Il est franchement temps de réfléchir à de nouveaux modes de rémunération des artistes, qui puissent être en harmonie avec les désirs/exigences du public.

Les solutions

De mon point de vue, il me semble que la musique est un peu gérée comme des denrées au même titre que le pétrole, ou le blé. Mais il serait largement temps qu'elle soit gérée comme un grand supermarché, c'est à dire dans sa globalité. Je m'explique.
Avec le succès d'iTunes, la plateforme de téléchargement d'Apple, il est possible de dire que ce genre d'activité peut être rentable. Mais sous certaines conditions...
La première est la richesse du catalogue. En effet, plus le catalogue sera étoffé, plus il aura de chance d'attirer un public éclectique, ce qui constituerait un certain gage de succès. Parler de richesse de catalogue, c'est aussi parler de l'exploitation correcte de la théorie de la longue traine. Cette théorie met en œuvre l'exploitation non pas des "hits" faisant le plus gros volume de vente, mais bien des "bides", les oeuvres ayant fait eu un nombre de ventes physiques très modeste. Toujours selon cette théorie, le volume total des œuvres qualifiées de "modestes" est nettement supérieur au volume total des dix premiers hits ou blockbusters.
En second lieu, le prix. Il faut absolument démarquer le cout "physique" d'un titre du cout "virtuel". En effet, le public comprend mal, surtout dans le cadre d'albums connus et amplement distribués, que ces derniers coutent pratiquement aussi cher qu'en magasin. En ça, un tel mécanisme est loin d'être incitatif. Il ne faut certainement pas perdre de vue que les majors luttent contre le "gratuit". Mais je pense que si l'on retombait sur des prix de l'ordre de 0,40€-0,60€* le titre (seuil minimal de rentabilité), l'attrait s'en trouverait amélioré. Mais cela nécessiterait une politique économique courageuse, rigoureuse et rationnelle.

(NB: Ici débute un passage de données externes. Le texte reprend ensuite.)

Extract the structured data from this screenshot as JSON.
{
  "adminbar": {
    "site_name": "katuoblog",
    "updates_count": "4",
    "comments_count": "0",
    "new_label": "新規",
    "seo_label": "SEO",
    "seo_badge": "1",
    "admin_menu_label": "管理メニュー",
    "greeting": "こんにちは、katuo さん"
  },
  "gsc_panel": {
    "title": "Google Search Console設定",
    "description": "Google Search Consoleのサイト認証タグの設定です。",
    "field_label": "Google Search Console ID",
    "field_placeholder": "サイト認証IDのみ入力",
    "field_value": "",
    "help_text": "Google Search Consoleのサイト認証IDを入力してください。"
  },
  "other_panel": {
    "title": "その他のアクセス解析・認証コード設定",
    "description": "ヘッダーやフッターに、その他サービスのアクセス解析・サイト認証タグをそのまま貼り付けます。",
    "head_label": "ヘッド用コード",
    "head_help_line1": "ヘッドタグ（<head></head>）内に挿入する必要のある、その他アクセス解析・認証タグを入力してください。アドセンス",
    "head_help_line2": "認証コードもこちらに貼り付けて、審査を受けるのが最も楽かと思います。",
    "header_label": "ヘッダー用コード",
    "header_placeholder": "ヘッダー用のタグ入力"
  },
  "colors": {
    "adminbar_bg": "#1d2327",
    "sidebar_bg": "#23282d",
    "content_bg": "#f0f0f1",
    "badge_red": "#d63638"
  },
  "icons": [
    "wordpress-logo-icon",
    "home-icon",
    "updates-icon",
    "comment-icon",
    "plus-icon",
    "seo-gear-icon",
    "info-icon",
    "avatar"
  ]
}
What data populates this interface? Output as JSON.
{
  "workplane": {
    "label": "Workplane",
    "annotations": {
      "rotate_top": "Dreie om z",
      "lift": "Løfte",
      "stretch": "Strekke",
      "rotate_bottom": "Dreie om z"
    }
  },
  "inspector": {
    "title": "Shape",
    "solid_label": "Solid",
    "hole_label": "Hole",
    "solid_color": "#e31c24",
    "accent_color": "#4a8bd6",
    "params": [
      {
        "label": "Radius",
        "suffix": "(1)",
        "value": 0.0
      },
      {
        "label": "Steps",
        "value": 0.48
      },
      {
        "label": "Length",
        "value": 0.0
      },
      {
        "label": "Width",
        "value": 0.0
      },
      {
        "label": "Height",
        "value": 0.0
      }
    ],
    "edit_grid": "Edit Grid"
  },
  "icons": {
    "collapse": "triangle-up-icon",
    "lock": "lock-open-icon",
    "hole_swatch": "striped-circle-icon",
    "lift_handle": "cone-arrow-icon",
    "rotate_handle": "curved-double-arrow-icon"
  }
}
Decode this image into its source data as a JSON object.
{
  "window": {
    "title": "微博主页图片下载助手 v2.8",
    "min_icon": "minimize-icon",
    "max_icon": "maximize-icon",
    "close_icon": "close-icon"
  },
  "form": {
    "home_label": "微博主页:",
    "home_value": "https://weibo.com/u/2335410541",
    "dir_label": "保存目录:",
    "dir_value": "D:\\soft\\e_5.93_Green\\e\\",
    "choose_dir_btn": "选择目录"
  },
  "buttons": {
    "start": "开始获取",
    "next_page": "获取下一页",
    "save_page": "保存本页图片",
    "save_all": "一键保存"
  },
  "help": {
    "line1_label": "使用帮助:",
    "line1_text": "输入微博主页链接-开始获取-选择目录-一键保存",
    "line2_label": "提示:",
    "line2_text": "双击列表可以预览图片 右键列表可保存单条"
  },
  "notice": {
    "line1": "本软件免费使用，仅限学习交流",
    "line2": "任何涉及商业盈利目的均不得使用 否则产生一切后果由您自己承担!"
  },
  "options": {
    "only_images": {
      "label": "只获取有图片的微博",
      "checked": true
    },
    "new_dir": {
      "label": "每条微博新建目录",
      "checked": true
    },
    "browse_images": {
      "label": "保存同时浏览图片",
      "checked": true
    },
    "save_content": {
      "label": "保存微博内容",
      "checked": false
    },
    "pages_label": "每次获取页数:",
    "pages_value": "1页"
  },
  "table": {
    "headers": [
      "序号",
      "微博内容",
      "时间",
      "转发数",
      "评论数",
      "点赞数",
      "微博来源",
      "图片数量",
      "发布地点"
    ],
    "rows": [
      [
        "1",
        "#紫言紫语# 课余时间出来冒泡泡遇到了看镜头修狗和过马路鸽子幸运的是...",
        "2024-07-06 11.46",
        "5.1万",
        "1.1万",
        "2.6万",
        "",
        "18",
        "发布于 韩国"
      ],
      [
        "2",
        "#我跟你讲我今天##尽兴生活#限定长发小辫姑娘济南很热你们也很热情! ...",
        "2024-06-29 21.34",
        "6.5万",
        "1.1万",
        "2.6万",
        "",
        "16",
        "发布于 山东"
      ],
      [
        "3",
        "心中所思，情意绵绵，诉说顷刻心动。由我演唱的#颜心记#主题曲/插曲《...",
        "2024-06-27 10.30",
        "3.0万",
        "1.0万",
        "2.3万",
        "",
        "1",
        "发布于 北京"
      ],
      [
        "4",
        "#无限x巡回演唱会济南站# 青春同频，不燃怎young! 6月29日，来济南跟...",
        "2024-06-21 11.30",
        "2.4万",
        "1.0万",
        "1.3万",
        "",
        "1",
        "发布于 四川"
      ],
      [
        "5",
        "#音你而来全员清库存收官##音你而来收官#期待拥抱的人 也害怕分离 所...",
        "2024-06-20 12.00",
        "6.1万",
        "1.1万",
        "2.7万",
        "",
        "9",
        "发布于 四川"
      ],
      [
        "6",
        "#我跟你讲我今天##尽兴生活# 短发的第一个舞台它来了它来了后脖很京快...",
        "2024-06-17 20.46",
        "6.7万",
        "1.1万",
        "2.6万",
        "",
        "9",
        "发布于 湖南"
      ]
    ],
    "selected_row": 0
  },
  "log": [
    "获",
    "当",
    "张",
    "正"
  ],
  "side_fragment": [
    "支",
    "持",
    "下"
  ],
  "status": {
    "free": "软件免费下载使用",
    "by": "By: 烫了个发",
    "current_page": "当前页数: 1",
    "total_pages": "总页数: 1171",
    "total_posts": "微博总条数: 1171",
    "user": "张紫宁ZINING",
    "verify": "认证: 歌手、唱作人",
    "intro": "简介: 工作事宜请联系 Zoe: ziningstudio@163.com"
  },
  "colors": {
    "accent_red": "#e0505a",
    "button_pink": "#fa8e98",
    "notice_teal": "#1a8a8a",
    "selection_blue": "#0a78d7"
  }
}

*toujours d'après l'étude de la traine.


Le troisième point et non des moindres, l'accessibilité et la visibilité des offres. En mon sens, ce point est particulièrement négligé par les distributeurs, même si il s'est amélioré ces dernières années avec l'abandon des DRM, par ex. Mais cette avancée ne fait pas tout. En effet, les logiciels de P2P sont de très bonnes plateformes, techniquement très abouties. Les plateformes de téléchargement légal sont quant à elles conditionnées par les opérateurs (FAI et distributeurs principalement), pas sur donc qu'elles soient vraiment sollicitées dans ces conditions.

On voit clairement que tous ces points ont pour seul objectif de faire pencher la balance du coté des ayant-droits, ce qui n'est d'emblée pas une mince affaire.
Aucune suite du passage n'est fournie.